The Laplace Distribution and Generalizations
Title | The Laplace Distribution and Generalizations PDF eBook |
Author | Samuel Kotz |
Publisher | Springer Science & Business Media |
Pages | 358 |
Release | 2012-12-06 |
Genre | Mathematics |
ISBN | 146120173X |
This book describes the inferential and modeling advantages that this distribution, together with its generalizations and modifications, offers. The exposition systematically unfolds with many examples, tables, illustrations, and exercises. A comprehensive index and extensive bibliography also make this book an ideal text for a senior undergraduate and graduate seminar on statistical distributions, or for a short half-term academic course in statistics, applied probability, and finance.
Digital Foundations
Title | Digital Foundations PDF eBook |
Author | xtine burrough |
Publisher | Peachpit Press |
Pages | 563 |
Release | 2008-12-11 |
Genre | |
ISBN | 0132104237 |
Fuses design fundamentals and software training into one cohesive book! The only book to teach Bauhaus design principles alongside basic digital tools of Adobe's Creative Suite, including the recently released Adobe CS4 Addresses the growing trend of compressing design fundamentals and design software into the same course in universities and design trade schools. Lessons are timed to be used in 50-minute class sessions. Digital Foundations uses formal exercises of the Bauhaus to teach the Adobe Creative Suite. All students of digital design and production—whether learning in a classroom or on their own—need to understand the basic principles of design in order to implement them using current software. Far too often design is left out of books that teach software. Consequently, the design software training exercise is often a lost opportunity for visual learning. Digital Foundations reinvigorates software training by integrating Bauhaus design exercises into tutorials fusing design fundamentals and core Adobe Creative Suite methodologies. The result is a cohesive learning experience. Design topics and principles include: Composition; Symmetry and Asymmetry; Gestalt; Appropriation; The Bauhaus Basic Course Approach; Color Theory; The Grid; Scale, Hierarchy and Collage; Tonal Range; Elements of Motion. Digital Foundations is an AIGA Design Press book, published under Peachpit's New Riders imprint in partnership with AIGA, the professional association for design.

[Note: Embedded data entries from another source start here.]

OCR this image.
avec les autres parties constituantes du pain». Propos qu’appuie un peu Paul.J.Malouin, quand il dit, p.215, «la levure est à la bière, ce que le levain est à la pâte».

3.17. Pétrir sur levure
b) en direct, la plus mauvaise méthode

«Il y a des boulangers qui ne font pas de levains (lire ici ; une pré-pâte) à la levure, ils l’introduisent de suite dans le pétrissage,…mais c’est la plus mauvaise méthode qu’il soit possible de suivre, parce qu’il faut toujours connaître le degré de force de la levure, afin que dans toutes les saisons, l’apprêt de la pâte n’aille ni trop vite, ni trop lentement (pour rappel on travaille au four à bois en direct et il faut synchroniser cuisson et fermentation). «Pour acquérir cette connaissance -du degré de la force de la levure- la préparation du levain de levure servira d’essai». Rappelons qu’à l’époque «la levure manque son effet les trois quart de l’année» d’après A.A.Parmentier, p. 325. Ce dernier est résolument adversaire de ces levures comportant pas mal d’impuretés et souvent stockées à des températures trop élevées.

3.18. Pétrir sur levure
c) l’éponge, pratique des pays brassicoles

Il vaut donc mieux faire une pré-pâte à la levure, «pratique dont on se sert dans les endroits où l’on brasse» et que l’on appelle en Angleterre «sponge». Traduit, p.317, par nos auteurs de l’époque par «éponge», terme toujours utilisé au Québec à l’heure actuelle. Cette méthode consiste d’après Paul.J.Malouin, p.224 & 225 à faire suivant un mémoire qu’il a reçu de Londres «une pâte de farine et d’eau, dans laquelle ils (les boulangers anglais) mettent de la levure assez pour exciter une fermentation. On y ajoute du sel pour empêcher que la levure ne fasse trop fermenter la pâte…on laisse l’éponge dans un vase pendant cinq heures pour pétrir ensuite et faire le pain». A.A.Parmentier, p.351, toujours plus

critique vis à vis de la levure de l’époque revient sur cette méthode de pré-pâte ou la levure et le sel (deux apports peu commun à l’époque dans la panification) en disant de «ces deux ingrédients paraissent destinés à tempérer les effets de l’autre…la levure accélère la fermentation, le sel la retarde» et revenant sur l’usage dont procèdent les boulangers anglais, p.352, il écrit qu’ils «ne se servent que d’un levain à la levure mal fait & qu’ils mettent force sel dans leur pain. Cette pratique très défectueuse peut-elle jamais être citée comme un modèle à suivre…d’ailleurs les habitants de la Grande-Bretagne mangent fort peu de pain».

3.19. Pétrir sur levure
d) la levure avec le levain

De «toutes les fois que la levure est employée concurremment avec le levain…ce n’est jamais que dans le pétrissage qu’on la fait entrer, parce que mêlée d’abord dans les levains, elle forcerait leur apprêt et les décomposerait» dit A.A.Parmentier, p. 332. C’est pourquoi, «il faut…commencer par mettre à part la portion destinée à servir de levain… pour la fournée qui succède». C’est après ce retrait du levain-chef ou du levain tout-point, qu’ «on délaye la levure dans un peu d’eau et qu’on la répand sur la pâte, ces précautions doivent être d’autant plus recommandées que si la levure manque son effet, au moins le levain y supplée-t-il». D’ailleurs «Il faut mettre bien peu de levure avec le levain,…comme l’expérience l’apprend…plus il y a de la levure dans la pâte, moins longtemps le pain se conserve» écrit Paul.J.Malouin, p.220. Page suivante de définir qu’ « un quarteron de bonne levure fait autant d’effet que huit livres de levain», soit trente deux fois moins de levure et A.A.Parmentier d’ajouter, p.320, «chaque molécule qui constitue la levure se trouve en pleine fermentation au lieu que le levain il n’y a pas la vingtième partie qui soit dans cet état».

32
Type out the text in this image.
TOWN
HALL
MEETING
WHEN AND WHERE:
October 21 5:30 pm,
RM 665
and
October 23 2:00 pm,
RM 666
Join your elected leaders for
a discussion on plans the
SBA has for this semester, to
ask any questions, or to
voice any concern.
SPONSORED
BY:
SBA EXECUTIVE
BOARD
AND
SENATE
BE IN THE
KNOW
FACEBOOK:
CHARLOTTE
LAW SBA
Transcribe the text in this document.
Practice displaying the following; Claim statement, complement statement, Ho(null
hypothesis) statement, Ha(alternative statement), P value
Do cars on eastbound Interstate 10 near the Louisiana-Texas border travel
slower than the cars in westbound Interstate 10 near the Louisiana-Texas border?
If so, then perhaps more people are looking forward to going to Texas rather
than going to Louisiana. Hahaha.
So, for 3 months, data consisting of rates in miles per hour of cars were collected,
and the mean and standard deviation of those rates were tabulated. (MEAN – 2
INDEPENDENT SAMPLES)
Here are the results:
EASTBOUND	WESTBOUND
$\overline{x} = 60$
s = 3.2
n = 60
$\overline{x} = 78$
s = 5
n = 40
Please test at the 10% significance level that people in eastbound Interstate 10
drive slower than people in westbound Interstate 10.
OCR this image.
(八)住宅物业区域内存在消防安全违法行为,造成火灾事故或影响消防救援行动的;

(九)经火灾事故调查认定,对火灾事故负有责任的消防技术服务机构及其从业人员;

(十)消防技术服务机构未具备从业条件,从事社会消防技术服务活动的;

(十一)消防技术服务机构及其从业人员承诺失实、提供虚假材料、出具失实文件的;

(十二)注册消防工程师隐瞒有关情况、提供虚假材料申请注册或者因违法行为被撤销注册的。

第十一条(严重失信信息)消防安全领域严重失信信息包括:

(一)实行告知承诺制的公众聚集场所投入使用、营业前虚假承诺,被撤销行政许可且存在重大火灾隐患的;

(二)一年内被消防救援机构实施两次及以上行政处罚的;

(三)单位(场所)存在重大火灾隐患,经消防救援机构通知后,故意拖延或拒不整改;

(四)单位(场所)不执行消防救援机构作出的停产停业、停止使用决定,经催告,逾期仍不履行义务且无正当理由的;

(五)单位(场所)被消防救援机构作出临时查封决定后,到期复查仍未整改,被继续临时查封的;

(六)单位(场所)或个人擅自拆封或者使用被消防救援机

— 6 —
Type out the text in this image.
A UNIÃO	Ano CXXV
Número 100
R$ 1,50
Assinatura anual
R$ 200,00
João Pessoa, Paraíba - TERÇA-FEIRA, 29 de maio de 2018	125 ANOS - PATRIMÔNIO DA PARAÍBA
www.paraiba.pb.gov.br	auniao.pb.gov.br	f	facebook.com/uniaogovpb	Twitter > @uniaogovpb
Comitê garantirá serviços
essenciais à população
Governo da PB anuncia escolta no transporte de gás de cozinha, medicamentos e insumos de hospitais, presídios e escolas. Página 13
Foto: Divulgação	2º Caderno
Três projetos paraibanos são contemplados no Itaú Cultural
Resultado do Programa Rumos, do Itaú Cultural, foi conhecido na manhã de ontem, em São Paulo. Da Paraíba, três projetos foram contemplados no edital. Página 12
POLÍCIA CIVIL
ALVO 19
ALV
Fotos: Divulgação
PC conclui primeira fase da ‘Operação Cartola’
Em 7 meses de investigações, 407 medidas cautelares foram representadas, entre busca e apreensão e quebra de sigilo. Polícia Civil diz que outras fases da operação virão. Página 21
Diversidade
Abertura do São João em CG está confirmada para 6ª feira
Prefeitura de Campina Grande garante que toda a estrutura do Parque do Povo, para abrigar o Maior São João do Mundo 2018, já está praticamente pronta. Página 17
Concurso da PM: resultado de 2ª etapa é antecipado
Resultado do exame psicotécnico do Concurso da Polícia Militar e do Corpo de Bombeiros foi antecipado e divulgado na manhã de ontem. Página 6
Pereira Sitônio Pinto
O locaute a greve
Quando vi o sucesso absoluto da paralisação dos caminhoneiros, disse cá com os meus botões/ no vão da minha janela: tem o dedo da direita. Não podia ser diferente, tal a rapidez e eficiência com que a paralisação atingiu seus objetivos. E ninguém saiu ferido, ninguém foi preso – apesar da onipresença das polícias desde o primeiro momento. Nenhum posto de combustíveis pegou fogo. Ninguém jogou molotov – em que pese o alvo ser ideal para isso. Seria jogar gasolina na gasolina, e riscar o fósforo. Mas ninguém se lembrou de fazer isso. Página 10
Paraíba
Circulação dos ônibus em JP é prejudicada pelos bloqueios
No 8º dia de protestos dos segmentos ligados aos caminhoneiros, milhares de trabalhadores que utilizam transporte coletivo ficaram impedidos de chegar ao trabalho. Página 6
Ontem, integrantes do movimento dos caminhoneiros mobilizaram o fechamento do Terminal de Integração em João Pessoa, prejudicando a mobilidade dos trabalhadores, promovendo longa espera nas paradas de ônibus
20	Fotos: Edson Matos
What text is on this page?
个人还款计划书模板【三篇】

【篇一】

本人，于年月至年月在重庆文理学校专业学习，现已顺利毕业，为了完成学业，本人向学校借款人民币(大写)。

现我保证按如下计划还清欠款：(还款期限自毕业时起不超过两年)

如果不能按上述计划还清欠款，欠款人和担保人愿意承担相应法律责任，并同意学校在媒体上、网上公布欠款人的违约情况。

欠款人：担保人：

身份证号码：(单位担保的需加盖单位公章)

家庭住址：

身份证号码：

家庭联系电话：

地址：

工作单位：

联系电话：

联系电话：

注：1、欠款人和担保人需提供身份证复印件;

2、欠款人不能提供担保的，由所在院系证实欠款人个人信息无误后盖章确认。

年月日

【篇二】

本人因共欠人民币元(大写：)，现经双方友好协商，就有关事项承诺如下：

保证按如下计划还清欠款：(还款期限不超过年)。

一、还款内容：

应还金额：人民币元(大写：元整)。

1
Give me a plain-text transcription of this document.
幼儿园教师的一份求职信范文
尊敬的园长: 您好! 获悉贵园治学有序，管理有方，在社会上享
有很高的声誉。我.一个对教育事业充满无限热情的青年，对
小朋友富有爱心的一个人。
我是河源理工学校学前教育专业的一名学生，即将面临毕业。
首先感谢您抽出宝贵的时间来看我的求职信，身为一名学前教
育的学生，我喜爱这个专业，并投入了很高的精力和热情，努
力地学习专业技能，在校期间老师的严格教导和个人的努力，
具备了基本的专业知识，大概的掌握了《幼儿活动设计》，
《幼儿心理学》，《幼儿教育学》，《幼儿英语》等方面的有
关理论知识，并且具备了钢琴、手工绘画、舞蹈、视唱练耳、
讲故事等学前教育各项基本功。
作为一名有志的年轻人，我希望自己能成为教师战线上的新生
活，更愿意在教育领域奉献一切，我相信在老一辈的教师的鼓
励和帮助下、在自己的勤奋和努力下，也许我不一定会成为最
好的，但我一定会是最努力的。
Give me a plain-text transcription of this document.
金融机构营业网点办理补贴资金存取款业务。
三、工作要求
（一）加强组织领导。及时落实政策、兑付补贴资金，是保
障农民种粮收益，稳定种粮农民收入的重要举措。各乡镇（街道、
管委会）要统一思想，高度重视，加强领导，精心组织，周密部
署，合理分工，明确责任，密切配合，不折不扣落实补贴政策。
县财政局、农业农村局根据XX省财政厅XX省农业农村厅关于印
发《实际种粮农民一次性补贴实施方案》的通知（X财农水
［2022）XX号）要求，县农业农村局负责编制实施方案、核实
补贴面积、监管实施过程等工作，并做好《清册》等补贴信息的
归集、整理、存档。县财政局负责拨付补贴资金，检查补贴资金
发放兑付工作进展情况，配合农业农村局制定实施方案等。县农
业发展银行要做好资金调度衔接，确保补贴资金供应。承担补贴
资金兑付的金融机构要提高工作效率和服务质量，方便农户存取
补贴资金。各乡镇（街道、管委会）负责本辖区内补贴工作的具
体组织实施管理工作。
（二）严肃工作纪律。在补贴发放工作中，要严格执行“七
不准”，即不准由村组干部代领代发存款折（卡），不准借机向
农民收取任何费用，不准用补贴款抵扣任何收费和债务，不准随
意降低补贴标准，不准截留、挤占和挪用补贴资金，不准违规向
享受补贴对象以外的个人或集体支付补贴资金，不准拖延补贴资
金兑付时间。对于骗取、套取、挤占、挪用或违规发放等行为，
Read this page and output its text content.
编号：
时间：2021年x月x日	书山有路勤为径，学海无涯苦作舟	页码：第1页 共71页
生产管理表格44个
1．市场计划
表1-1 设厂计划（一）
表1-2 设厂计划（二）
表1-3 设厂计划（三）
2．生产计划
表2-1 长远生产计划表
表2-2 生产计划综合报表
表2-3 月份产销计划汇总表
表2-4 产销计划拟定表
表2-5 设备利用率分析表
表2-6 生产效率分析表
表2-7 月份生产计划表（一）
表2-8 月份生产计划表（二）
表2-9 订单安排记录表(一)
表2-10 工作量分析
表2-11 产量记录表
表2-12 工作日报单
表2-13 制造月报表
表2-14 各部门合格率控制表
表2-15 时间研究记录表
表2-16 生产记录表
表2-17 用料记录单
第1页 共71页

An Asymmetric Distribution with Zero Skewness
Title | An Asymmetric Distribution with Zero Skewness PDF eBook |
Author | Erik Meijer |
Publisher | |
Pages | 3 |
Release | 2014 |
Genre | |
ISBN |
We give an example of an asymmetric distribution with zero skewness.Zero skewness is often taken to mean that the distribution is asymmetric. However, this is not correct. There exist asymmetric distributions that have zero third central moment. Here we give an example. First, we give the definition of a symmetric and an asymmetric distribution.